Michelle Obama turned a cohort of New York designers into household names a decade ago, including Jason Wu, Prabal Gurung and Thakoon Panichgul. Several capitalised on their sudden fame, expanding their distribution and launching diffusion lines.
“It was wonderful for our business,” said designer Narcisco Rodriguez, whose clothes Obama wore frequently, from election night in 2008 to her final speech as first lady. “It was a profound change… it wasn’t just the industry that took notice, it was the country and the world.”
But though Rodriguez found success, the Obama stamp of approval didn’t shield him from the industry’s wider troubles, from the 2009 recession to the pandemic. He has put a pause on seasonal runway collections, though his fragrance collections continues to sell well.
Other designers said it was difficult to measure the effects of an Obama endorsement — and that’s ok.
It’s hard to quantify in dollars and cents
“It’s hard to quantify in dollars and cents,” said Maria Cornejo, one of the environmentally friendly-designers championed by Obama throughout the years. “My advice to anybody is to concentrate on the actual thing, not the press. At the end of the day we are creating desire, we’re creating a product.”
Cornejo said she welcomed the attention, it was difficult to predict when the first lady would wear one of her pieces. Sometimes, Obama wore clothes that weren’t yet available for the public to purchase.
“[Items] weren’t necessarily available at stores,” said Thakoon Panichgul, who dressed the first lady for Barack Obama’s nomination acceptance at the DNC convention in 2008. “It was more brand building at that point.”
Panichgul has returned to his label in various iterations over the years, from his 2016 relaunch with backing from billionaire Silas Chou to a 2019 rebrand with direct-to-consumer label Naadam.
It was more brand building at that point
Much like in the early Obama years, the economic climate for today’s independent designers is bleak. The pandemic and recession has closed stores and forced some brands to shut down. An Obama, Harris or Biden endorsement won’t be enough to counter all that.
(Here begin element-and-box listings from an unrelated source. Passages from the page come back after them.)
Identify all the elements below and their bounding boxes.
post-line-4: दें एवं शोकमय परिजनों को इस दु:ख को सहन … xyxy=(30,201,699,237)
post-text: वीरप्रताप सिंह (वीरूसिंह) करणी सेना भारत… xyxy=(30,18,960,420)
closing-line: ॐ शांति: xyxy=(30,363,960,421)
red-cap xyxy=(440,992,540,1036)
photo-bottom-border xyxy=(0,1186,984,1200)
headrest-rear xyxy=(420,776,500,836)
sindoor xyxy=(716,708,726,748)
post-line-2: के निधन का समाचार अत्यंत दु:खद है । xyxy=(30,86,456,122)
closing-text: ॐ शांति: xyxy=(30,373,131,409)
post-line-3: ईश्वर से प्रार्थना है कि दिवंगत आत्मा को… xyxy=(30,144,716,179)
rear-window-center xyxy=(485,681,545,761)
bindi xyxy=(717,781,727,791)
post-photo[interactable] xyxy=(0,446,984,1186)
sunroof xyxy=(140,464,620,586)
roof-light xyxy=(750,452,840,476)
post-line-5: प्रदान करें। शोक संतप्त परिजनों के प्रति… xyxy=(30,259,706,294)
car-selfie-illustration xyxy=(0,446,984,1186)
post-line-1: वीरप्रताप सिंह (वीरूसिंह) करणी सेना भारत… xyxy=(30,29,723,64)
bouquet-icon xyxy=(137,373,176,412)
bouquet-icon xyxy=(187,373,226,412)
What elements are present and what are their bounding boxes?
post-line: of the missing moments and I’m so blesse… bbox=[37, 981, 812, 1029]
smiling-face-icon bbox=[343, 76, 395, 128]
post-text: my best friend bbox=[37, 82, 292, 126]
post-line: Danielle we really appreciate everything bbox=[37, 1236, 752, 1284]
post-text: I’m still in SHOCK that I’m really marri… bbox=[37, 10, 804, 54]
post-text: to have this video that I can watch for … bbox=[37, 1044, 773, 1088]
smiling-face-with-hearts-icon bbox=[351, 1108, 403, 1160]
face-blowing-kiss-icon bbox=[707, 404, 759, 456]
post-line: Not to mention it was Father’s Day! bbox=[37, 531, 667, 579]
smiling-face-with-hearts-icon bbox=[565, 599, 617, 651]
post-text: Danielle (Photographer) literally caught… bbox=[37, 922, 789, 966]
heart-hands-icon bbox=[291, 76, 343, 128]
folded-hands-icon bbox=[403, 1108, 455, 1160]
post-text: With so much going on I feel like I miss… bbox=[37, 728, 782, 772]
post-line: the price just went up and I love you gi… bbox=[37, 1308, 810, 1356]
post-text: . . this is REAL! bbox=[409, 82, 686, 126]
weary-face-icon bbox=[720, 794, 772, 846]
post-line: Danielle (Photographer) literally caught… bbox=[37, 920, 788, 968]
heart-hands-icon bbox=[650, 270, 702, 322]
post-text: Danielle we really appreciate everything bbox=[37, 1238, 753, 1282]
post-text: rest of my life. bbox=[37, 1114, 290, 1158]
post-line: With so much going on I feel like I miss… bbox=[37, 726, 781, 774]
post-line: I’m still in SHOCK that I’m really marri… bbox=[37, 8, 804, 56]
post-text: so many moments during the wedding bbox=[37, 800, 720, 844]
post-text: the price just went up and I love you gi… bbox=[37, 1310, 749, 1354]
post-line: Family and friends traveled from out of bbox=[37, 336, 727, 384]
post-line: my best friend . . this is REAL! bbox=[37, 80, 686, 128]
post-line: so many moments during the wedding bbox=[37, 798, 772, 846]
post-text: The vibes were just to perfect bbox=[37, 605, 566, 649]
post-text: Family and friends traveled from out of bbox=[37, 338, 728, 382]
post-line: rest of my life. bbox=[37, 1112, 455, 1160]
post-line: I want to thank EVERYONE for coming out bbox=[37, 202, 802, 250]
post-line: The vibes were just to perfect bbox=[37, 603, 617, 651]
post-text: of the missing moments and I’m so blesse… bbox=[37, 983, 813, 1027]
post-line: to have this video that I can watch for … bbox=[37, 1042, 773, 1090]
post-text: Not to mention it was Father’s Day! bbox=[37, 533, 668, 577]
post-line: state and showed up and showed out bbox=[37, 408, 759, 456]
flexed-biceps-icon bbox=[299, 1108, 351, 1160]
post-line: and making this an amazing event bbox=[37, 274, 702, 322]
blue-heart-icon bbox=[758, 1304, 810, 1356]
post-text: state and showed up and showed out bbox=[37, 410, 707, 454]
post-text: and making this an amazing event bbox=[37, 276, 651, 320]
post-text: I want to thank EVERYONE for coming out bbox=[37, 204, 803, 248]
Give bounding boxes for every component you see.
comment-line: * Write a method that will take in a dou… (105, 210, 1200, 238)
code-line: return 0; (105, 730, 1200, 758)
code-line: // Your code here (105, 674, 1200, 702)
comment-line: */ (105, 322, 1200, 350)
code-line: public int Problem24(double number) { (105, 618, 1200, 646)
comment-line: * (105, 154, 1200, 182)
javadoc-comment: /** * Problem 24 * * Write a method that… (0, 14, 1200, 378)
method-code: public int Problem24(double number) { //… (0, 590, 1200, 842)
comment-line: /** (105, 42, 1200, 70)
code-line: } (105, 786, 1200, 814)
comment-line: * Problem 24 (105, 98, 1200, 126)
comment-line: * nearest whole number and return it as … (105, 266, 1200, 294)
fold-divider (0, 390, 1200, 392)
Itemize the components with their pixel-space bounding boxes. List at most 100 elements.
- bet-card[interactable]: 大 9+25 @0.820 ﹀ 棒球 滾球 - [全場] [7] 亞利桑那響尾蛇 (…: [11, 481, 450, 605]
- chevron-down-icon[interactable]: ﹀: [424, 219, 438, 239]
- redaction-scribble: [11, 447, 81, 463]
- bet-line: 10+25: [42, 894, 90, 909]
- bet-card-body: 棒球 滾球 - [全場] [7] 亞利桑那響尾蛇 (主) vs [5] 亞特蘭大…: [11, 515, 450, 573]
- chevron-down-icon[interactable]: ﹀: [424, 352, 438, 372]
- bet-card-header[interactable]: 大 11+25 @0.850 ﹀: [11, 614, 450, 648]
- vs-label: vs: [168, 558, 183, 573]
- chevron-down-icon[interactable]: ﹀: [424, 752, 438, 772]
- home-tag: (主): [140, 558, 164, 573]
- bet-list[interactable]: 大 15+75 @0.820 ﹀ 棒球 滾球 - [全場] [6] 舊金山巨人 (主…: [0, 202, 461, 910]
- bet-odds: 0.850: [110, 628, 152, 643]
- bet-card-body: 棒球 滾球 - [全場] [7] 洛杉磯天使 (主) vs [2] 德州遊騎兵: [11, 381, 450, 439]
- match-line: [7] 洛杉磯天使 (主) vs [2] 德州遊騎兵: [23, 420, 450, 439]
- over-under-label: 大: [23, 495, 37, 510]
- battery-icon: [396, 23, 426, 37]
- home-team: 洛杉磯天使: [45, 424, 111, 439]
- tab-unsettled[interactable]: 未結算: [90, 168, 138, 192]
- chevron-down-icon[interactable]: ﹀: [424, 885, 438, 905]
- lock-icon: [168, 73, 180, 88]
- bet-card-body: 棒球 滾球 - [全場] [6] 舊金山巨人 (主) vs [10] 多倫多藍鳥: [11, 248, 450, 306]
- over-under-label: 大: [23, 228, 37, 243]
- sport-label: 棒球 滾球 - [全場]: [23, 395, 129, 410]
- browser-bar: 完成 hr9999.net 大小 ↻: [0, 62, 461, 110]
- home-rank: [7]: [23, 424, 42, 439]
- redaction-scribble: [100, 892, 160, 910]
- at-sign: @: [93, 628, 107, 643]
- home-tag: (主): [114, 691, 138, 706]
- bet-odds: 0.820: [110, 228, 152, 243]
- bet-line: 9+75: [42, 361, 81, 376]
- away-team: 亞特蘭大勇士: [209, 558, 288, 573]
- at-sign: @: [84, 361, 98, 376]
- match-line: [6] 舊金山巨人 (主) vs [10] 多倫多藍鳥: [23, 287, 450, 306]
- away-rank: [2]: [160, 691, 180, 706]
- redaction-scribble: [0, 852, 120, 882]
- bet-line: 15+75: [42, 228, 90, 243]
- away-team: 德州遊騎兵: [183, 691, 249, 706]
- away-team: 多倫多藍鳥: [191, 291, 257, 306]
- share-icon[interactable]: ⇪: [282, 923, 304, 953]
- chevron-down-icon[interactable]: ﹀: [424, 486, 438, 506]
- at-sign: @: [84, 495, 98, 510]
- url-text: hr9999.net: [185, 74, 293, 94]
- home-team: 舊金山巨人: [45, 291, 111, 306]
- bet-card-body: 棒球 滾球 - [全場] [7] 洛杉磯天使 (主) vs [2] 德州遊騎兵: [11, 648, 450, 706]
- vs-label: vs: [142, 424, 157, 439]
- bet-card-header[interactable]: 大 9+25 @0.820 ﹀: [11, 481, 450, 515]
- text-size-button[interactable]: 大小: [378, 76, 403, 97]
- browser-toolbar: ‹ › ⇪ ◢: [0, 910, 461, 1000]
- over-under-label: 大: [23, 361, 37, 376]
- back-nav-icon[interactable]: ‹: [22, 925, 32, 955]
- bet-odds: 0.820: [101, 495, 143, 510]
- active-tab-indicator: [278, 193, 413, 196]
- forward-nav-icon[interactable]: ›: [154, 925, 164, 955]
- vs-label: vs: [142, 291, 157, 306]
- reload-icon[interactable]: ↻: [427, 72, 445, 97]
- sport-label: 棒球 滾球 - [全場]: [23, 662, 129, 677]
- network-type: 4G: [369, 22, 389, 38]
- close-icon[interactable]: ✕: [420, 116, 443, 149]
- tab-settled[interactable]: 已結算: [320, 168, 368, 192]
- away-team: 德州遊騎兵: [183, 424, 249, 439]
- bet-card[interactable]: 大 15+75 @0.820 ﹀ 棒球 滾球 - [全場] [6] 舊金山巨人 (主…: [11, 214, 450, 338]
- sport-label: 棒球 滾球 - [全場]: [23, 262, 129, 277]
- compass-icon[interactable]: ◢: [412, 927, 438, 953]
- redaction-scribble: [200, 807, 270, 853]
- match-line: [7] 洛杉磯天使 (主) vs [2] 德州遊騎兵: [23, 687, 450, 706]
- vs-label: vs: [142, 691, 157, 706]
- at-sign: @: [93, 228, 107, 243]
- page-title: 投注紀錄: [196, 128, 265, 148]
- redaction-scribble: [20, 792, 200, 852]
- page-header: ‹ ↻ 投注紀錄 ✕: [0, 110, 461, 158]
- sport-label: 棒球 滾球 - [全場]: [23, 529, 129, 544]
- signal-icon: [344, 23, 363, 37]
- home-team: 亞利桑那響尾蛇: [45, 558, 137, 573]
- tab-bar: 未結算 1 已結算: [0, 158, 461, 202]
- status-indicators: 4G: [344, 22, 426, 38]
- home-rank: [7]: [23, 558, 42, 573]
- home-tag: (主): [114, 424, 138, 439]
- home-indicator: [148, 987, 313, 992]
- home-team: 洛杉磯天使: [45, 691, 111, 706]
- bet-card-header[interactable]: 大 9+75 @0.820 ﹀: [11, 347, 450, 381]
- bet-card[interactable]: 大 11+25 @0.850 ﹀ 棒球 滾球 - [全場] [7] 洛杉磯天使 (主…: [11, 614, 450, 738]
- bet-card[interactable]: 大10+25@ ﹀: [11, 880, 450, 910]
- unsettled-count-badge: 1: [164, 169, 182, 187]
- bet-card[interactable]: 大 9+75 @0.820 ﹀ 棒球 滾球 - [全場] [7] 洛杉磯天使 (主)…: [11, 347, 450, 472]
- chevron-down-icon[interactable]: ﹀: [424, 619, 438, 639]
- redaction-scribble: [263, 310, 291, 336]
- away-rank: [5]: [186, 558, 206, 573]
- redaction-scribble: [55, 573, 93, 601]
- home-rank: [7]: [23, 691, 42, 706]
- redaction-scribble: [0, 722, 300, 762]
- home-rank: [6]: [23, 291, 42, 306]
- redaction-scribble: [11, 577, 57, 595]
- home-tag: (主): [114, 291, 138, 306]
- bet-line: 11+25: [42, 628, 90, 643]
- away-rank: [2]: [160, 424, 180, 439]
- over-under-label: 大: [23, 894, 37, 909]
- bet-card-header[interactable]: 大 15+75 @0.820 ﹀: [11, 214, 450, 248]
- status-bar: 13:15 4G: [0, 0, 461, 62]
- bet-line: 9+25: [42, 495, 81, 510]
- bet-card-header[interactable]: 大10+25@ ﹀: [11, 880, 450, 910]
Cohen’s business also felt the effects of the pandemic. Last year when news of lockdowns spread, he chose to not produce a fall collection, bracing instead for a rough year. The brand chose to collaborate with local brands, producing digital flower bouquets and launching accessories like flip-flops and masks.
“That’s how we’ve been able to survive this year,” said Cohen, by reassessing ready to wear and “really being able to hold onto any financial means that we could.”
Even with the momentum from Biden’s selection, Leff and Cohen are looking towards a path of measured, and hopefully more sustainable growth, than the rapid expansion expected for brands in the past.
“I think it’s about looking at the moment, but not thinking you have to stretch it out so big that it collapses,” said Cohen.